I could go on and on and on about this show. But instead, I’ll tell you about my favorite character: Paulina de la Mora.
Paulina is the eldest, straight-laced sibling of the de la Mora familia. And she speaks in a very peculiar way, e-nun-ci-a-ting eve-ry syllable. Her incredible acting and this unusual speech pattern have earned the character a fan following, even sparking a #PaulinadelaMoraChallenge, where people record themselves speaking like Paulina.
But you know what I really love about Paulina?
Her distinct and slower way of speaking means I can understand every … single … thing she says!
See, I watch these shows in their original Spanish. And while my Spanish comprehension is good, sometimes tv or movie characters speak really quickly or their voice trails off. And I have to backtrack and listen again.
But with Paulina? I feel like patting myself on the back for my amazing listening comprehension skills.
Paulina’s unusual way of speaking is crystal clear to me.
Which… and here’s the copy lesson… is exactly how you should be writing copy: In a way that’s crystal clear to the reader.
Now, maybe you’ve heard this before, or maybe it seems obvious. And yet, in the copy I chief, I see this mistake a lot. (And I’m chiefing some talented writers, so this isn’t just a case of newb mistakes.) I come across bullets that are trying to be so “cute” or clever with naming conventions, that they don’t actually make sense.
Or copy so full of hypey words that I have no idea what it’s about. Something like: “How to attain the transformation you want and get more freedom and revenue, too.”
No one talks that way, and what does it even mean?
Now, of course the problem is that a writer doesn’t always realize they’re doing this. So what can you do to catch it?
Well, here are my three favorite “self-checks” for this sort of thing:
- Is this how you would talk to a friend?
- Can you picture it in your mind?
- Find 3 people willing to be honest with you. Ask them to read your copy, and see if it makes sense to them.

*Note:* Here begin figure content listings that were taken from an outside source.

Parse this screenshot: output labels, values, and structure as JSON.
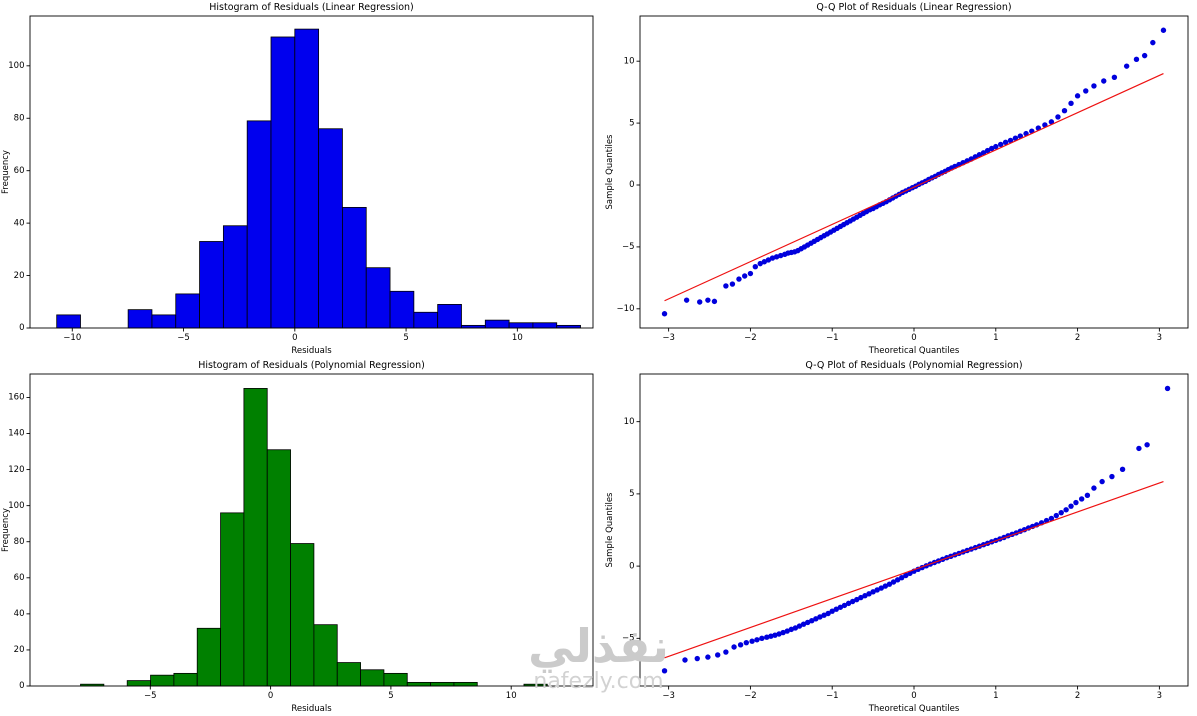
{
  "watermark": {
    "arabic": "نفذلي",
    "latin": "nafezly.com"
  },
  "chart_data": [
    {
      "id": "hist-linear",
      "type": "histogram",
      "title": "Histogram of Residuals (Linear Regression)",
      "xlabel": "Residuals",
      "ylabel": "Frequency",
      "bar_color": "#0000ee",
      "edge_color": "#000000",
      "bin_start": -10.7,
      "bin_width": 1.07,
      "counts": [
        5,
        0,
        0,
        7,
        5,
        13,
        33,
        39,
        79,
        111,
        114,
        76,
        46,
        23,
        14,
        6,
        9,
        1,
        3,
        2,
        2,
        1
      ],
      "xlim": [
        -11.9,
        13.4
      ],
      "ylim": [
        0,
        119
      ],
      "xticks": [
        -10,
        -5,
        0,
        5,
        10
      ],
      "yticks": [
        0,
        20,
        40,
        60,
        80,
        100
      ],
      "grid": false,
      "legend": null
    },
    {
      "id": "qq-linear",
      "type": "scatter",
      "title": "Q-Q Plot of Residuals (Linear Regression)",
      "xlabel": "Theoretical Quantiles",
      "ylabel": "Sample Quantiles",
      "point_color": "#0000dd",
      "line_color": "#ee1111",
      "line": [
        [
          -3.05,
          -9.35
        ],
        [
          3.05,
          9.0
        ]
      ],
      "xlim": [
        -3.35,
        3.35
      ],
      "ylim": [
        -11.55,
        13.65
      ],
      "xticks": [
        -3,
        -2,
        -1,
        0,
        1,
        2,
        3
      ],
      "yticks": [
        -10,
        -5,
        0,
        5,
        10
      ],
      "grid": false,
      "legend": null,
      "points": [
        [
          -3.05,
          -10.4
        ],
        [
          -2.78,
          -9.3
        ],
        [
          -2.62,
          -9.45
        ],
        [
          -2.52,
          -9.3
        ],
        [
          -2.44,
          -9.4
        ],
        [
          -2.3,
          -8.15
        ],
        [
          -2.22,
          -8.0
        ],
        [
          -2.14,
          -7.6
        ],
        [
          -2.07,
          -7.35
        ],
        [
          -2.0,
          -7.15
        ],
        [
          -1.94,
          -6.6
        ],
        [
          -1.88,
          -6.35
        ],
        [
          -1.83,
          -6.2
        ],
        [
          -1.78,
          -6.05
        ],
        [
          -1.73,
          -5.9
        ],
        [
          -1.68,
          -5.8
        ],
        [
          -1.63,
          -5.7
        ],
        [
          -1.58,
          -5.6
        ],
        [
          -1.54,
          -5.5
        ],
        [
          -1.5,
          -5.45
        ],
        [
          -1.46,
          -5.4
        ],
        [
          -1.42,
          -5.3
        ],
        [
          -1.38,
          -5.15
        ],
        [
          -1.34,
          -5.0
        ],
        [
          -1.3,
          -4.85
        ],
        [
          -1.26,
          -4.7
        ],
        [
          -1.22,
          -4.55
        ],
        [
          -1.18,
          -4.4
        ],
        [
          -1.14,
          -4.25
        ],
        [
          -1.1,
          -4.1
        ],
        [
          -1.06,
          -3.95
        ],
        [
          -1.02,
          -3.8
        ],
        [
          -0.98,
          -3.65
        ],
        [
          -0.94,
          -3.5
        ],
        [
          -0.9,
          -3.35
        ],
        [
          -0.86,
          -3.2
        ],
        [
          -0.82,
          -3.05
        ],
        [
          -0.78,
          -2.9
        ],
        [
          -0.74,
          -2.75
        ],
        [
          -0.7,
          -2.6
        ],
        [
          -0.66,
          -2.45
        ],
        [
          -0.62,
          -2.3
        ],
        [
          -0.58,
          -2.15
        ],
        [
          -0.54,
          -2.0
        ],
        [
          -0.5,
          -1.9
        ],
        [
          -0.46,
          -1.75
        ],
        [
          -0.42,
          -1.6
        ],
        [
          -0.38,
          -1.48
        ],
        [
          -0.34,
          -1.35
        ],
        [
          -0.3,
          -1.2
        ],
        [
          -0.26,
          -1.05
        ],
        [
          -0.22,
          -0.9
        ],
        [
          -0.18,
          -0.75
        ],
        [
          -0.14,
          -0.6
        ],
        [
          -0.1,
          -0.48
        ],
        [
          -0.06,
          -0.35
        ],
        [
          -0.02,
          -0.22
        ],
        [
          0.02,
          -0.1
        ],
        [
          0.06,
          0.05
        ],
        [
          0.1,
          0.18
        ],
        [
          0.14,
          0.3
        ],
        [
          0.18,
          0.45
        ],
        [
          0.22,
          0.58
        ],
        [
          0.26,
          0.7
        ],
        [
          0.3,
          0.85
        ],
        [
          0.34,
          0.98
        ],
        [
          0.38,
          1.1
        ],
        [
          0.42,
          1.25
        ],
        [
          0.46,
          1.38
        ],
        [
          0.5,
          1.5
        ],
        [
          0.55,
          1.65
        ],
        [
          0.6,
          1.8
        ],
        [
          0.65,
          1.95
        ],
        [
          0.7,
          2.1
        ],
        [
          0.75,
          2.28
        ],
        [
          0.8,
          2.45
        ],
        [
          0.85,
          2.6
        ],
        [
          0.9,
          2.78
        ],
        [
          0.95,
          2.95
        ],
        [
          1.0,
          3.1
        ],
        [
          1.06,
          3.28
        ],
        [
          1.12,
          3.45
        ],
        [
          1.18,
          3.6
        ],
        [
          1.24,
          3.78
        ],
        [
          1.3,
          3.95
        ],
        [
          1.37,
          4.15
        ],
        [
          1.44,
          4.35
        ],
        [
          1.52,
          4.6
        ],
        [
          1.6,
          4.85
        ],
        [
          1.68,
          5.1
        ],
        [
          1.76,
          5.5
        ],
        [
          1.84,
          6.0
        ],
        [
          1.92,
          6.6
        ],
        [
          2.0,
          7.2
        ],
        [
          2.1,
          7.6
        ],
        [
          2.2,
          8.0
        ],
        [
          2.32,
          8.4
        ],
        [
          2.45,
          8.7
        ],
        [
          2.6,
          9.6
        ],
        [
          2.72,
          10.15
        ],
        [
          2.82,
          10.45
        ],
        [
          2.92,
          11.5
        ],
        [
          3.05,
          12.5
        ]
      ]
    },
    {
      "id": "hist-poly",
      "type": "histogram",
      "title": "Histogram of Residuals (Polynomial Regression)",
      "xlabel": "Residuals",
      "ylabel": "Frequency",
      "bar_color": "#008000",
      "edge_color": "#000000",
      "bin_start": -7.9,
      "bin_width": 0.97,
      "counts": [
        1,
        0,
        3,
        6,
        7,
        32,
        96,
        165,
        131,
        79,
        34,
        13,
        9,
        7,
        2,
        2,
        2,
        0,
        0,
        1
      ],
      "xlim": [
        -10.0,
        13.4
      ],
      "ylim": [
        0,
        173
      ],
      "xticks": [
        -5,
        0,
        5,
        10
      ],
      "yticks": [
        0,
        20,
        40,
        60,
        80,
        100,
        120,
        140,
        160
      ],
      "grid": false,
      "legend": null
    },
    {
      "id": "qq-poly",
      "type": "scatter",
      "title": "Q-Q Plot of Residuals (Polynomial Regression)",
      "xlabel": "Theoretical Quantiles",
      "ylabel": "Sample Quantiles",
      "point_color": "#0000dd",
      "line_color": "#ee1111",
      "line": [
        [
          -3.05,
          -6.35
        ],
        [
          3.05,
          5.85
        ]
      ],
      "xlim": [
        -3.35,
        3.35
      ],
      "ylim": [
        -8.3,
        13.3
      ],
      "xticks": [
        -3,
        -2,
        -1,
        0,
        1,
        2,
        3
      ],
      "yticks": [
        -5,
        0,
        5,
        10
      ],
      "grid": false,
      "legend": null,
      "points": [
        [
          -3.05,
          -7.25
        ],
        [
          -2.8,
          -6.5
        ],
        [
          -2.65,
          -6.4
        ],
        [
          -2.52,
          -6.3
        ],
        [
          -2.4,
          -6.15
        ],
        [
          -2.3,
          -5.95
        ],
        [
          -2.2,
          -5.6
        ],
        [
          -2.12,
          -5.45
        ],
        [
          -2.05,
          -5.3
        ],
        [
          -1.98,
          -5.2
        ],
        [
          -1.92,
          -5.1
        ],
        [
          -1.86,
          -5.0
        ],
        [
          -1.8,
          -4.92
        ],
        [
          -1.75,
          -4.85
        ],
        [
          -1.7,
          -4.78
        ],
        [
          -1.65,
          -4.7
        ],
        [
          -1.6,
          -4.6
        ],
        [
          -1.55,
          -4.5
        ],
        [
          -1.5,
          -4.38
        ],
        [
          -1.45,
          -4.28
        ],
        [
          -1.4,
          -4.15
        ],
        [
          -1.35,
          -4.02
        ],
        [
          -1.3,
          -3.9
        ],
        [
          -1.25,
          -3.78
        ],
        [
          -1.2,
          -3.65
        ],
        [
          -1.15,
          -3.52
        ],
        [
          -1.1,
          -3.4
        ],
        [
          -1.05,
          -3.28
        ],
        [
          -1.0,
          -3.12
        ],
        [
          -0.95,
          -2.98
        ],
        [
          -0.9,
          -2.85
        ],
        [
          -0.85,
          -2.72
        ],
        [
          -0.8,
          -2.58
        ],
        [
          -0.75,
          -2.45
        ],
        [
          -0.7,
          -2.32
        ],
        [
          -0.65,
          -2.18
        ],
        [
          -0.6,
          -2.05
        ],
        [
          -0.55,
          -1.92
        ],
        [
          -0.5,
          -1.78
        ],
        [
          -0.45,
          -1.65
        ],
        [
          -0.4,
          -1.52
        ],
        [
          -0.35,
          -1.38
        ],
        [
          -0.3,
          -1.25
        ],
        [
          -0.25,
          -1.1
        ],
        [
          -0.2,
          -0.95
        ],
        [
          -0.15,
          -0.8
        ],
        [
          -0.1,
          -0.65
        ],
        [
          -0.05,
          -0.5
        ],
        [
          0.0,
          -0.35
        ],
        [
          0.05,
          -0.22
        ],
        [
          0.1,
          -0.1
        ],
        [
          0.15,
          0.02
        ],
        [
          0.2,
          0.14
        ],
        [
          0.25,
          0.25
        ],
        [
          0.3,
          0.36
        ],
        [
          0.35,
          0.47
        ],
        [
          0.4,
          0.58
        ],
        [
          0.45,
          0.68
        ],
        [
          0.5,
          0.78
        ],
        [
          0.55,
          0.88
        ],
        [
          0.6,
          0.98
        ],
        [
          0.65,
          1.08
        ],
        [
          0.7,
          1.18
        ],
        [
          0.75,
          1.28
        ],
        [
          0.8,
          1.38
        ],
        [
          0.85,
          1.48
        ],
        [
          0.9,
          1.58
        ],
        [
          0.95,
          1.68
        ],
        [
          1.0,
          1.78
        ],
        [
          1.05,
          1.88
        ],
        [
          1.1,
          1.98
        ],
        [
          1.15,
          2.1
        ],
        [
          1.2,
          2.2
        ],
        [
          1.25,
          2.3
        ],
        [
          1.3,
          2.42
        ],
        [
          1.35,
          2.52
        ],
        [
          1.4,
          2.64
        ],
        [
          1.45,
          2.75
        ],
        [
          1.5,
          2.86
        ],
        [
          1.56,
          3.0
        ],
        [
          1.62,
          3.15
        ],
        [
          1.68,
          3.3
        ],
        [
          1.74,
          3.5
        ],
        [
          1.8,
          3.7
        ],
        [
          1.86,
          3.9
        ],
        [
          1.92,
          4.15
        ],
        [
          1.98,
          4.4
        ],
        [
          2.05,
          4.65
        ],
        [
          2.12,
          4.9
        ],
        [
          2.2,
          5.4
        ],
        [
          2.3,
          5.85
        ],
        [
          2.42,
          6.2
        ],
        [
          2.55,
          6.7
        ],
        [
          2.75,
          8.15
        ],
        [
          2.85,
          8.4
        ],
        [
          3.1,
          12.3
        ]
      ]
    }
  ]
}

If it passes all three tests, then congrats! You’re officially a Paulina de la Mora in the copywriting world! (No one will know what that means, but you and I will know. And that’s what matters.)
So try that out, and let me know how it goes. And in the meantime, I can’t end this without sharing my favorite Paulina scene. (Spoiler alert.)
So I’ve gotta set this up for you. This clip is from the first episode. There’s a big party thrown by Virginia and Ernesto de la Mora (Paulina’s parents). And during this party, a woman hangs herself in the flower shop. As it turns out, this woman was Ernesto’s mistress. All of this comes to light at the party, which the family quickly ends to send everyone home, saying Virginia is feeling sick as a cover.
With the guests gone, the family convenes in the living room, coming to grips with what’s happened. Just then, a young girl comes in, calling Ernesto her “papá.” Yep, Ernesto and his mistress also had a daughter together. Directly behind her, a mariachi band bursts in. They were hired to play for the now-cancelled party.
Paulina looks in horror and says, “¡Ol-vi-dé can-ce-lar el ma-ri-a-chi!” (I forgot to cancel the mariachi!)
Which is now one of my favorite things to say in Spanish. And in Paulina’s voice, por supuesto.